La polémique sur la nécessité ou pas de fermer immédiatement la centrale nucléaire de Beznau survient comme par hasard quelques semaines avant la reprise du débat parlementaire sur la future politique énergétique de la Suisse. Faut-il y voir un lien ? La Suisse a décidé de toute manière de mettre un terme à sa production de courant nucléaire. Si la décision politique a été prise en un clin d’œil en 2011, la transition énergétique se révèle très complexe à mettre sur pied et le projet, en l’état, ne convainc pas. Pourquoi ?

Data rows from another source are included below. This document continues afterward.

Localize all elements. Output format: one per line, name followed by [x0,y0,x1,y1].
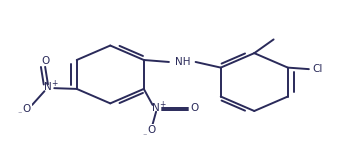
Text: NH: NH [175,57,190,66]
Text: N: N [44,82,52,92]
Text: ⁻: ⁻ [142,132,146,141]
Text: O: O [23,104,31,114]
Text: ⁻: ⁻ [18,110,22,119]
Text: N: N [152,103,160,113]
Text: O: O [148,125,156,135]
Text: +: + [159,100,166,109]
Text: +: + [51,79,57,88]
Text: O: O [41,56,49,66]
Text: Cl: Cl [313,64,323,74]
Text: O: O [190,103,199,113]
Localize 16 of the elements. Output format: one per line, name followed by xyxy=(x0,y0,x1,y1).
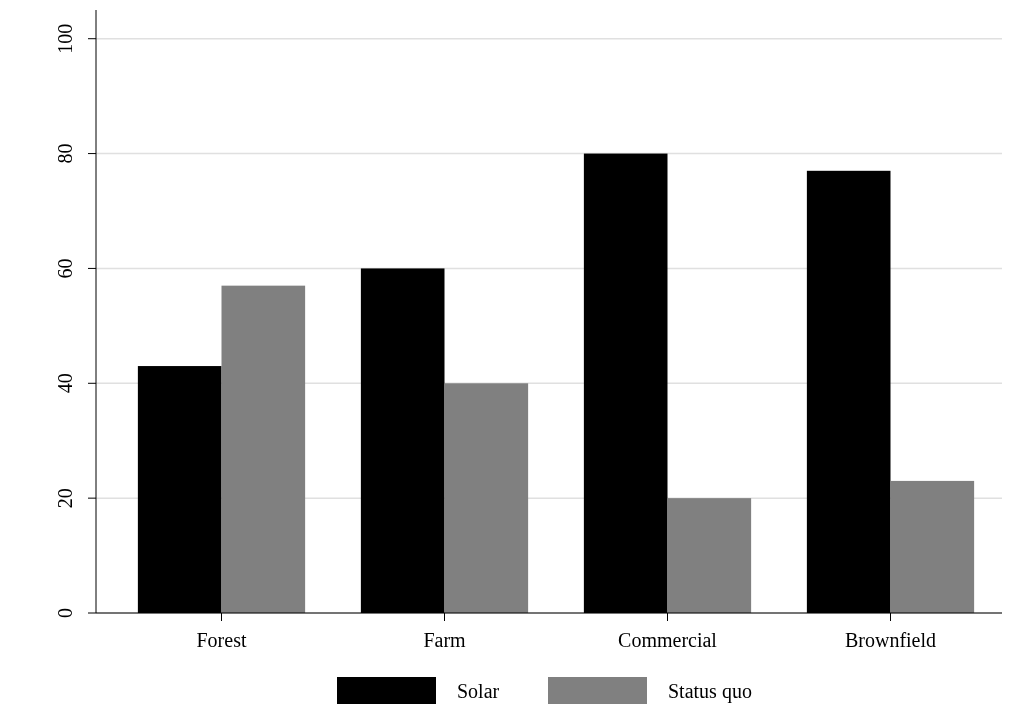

Tout d’abord, la sécurité d’approvisionnement diminuera, du fait de la mise en place quasi-exclusive d’une production d’électricité irrégulière et saisonnière (vent et soleil). Il faudra importer massivement de l’électricité fossile et nucléaire. Déjà dépendante des pays pétroliers, la Suisse deviendra aussi plus dépendante des pays voisins producteurs de courant.

Le prix de l’énergie – quant à lui - augmentera. Problème, les experts s’affrontent à coups de projections, et bien malin qui peut dire combien coûtera au final la transition énergétique. Une chose est certaine : personne ne sera épargné par les hausses de taxes qui frapperont l’essence, le fuel et l’électricité. La Suisse pourra-t-elle mettre en œuvre un programme aussi ambitieux sans mettre en danger une partie de l’industrie et des emplois ?

Enfin, la première étape (dont débat actuellement le Parlement fédéral) ne permettra d’atteindre que la moitié des objectifs. La seconde, une réforme fiscale écologique, a déjà fait l’objet d’une forte contestation au stade de la consultation. À ce jour, le scénario qui verrait la mise en place d’une politique énergétique qu’on ne pourrait pas financer faute d’accord politique ne semble donc pas totalement exclu.

Il n’est pas question de revenir sur la décision de fermer les centrales nucléaires suisses, mais le projet doit encore être sérieusement amélioré. Pour le moment, les voix critiques sont très nombreuses. Le peuple aura donc sans doute le dernier mot. S’il a l’impression qu’on lui cache une partie de la vérité, le savant projet de transition énergétique sur lequel le gouvernement planche depuis quatre ans passera sans nul doute à la trappe.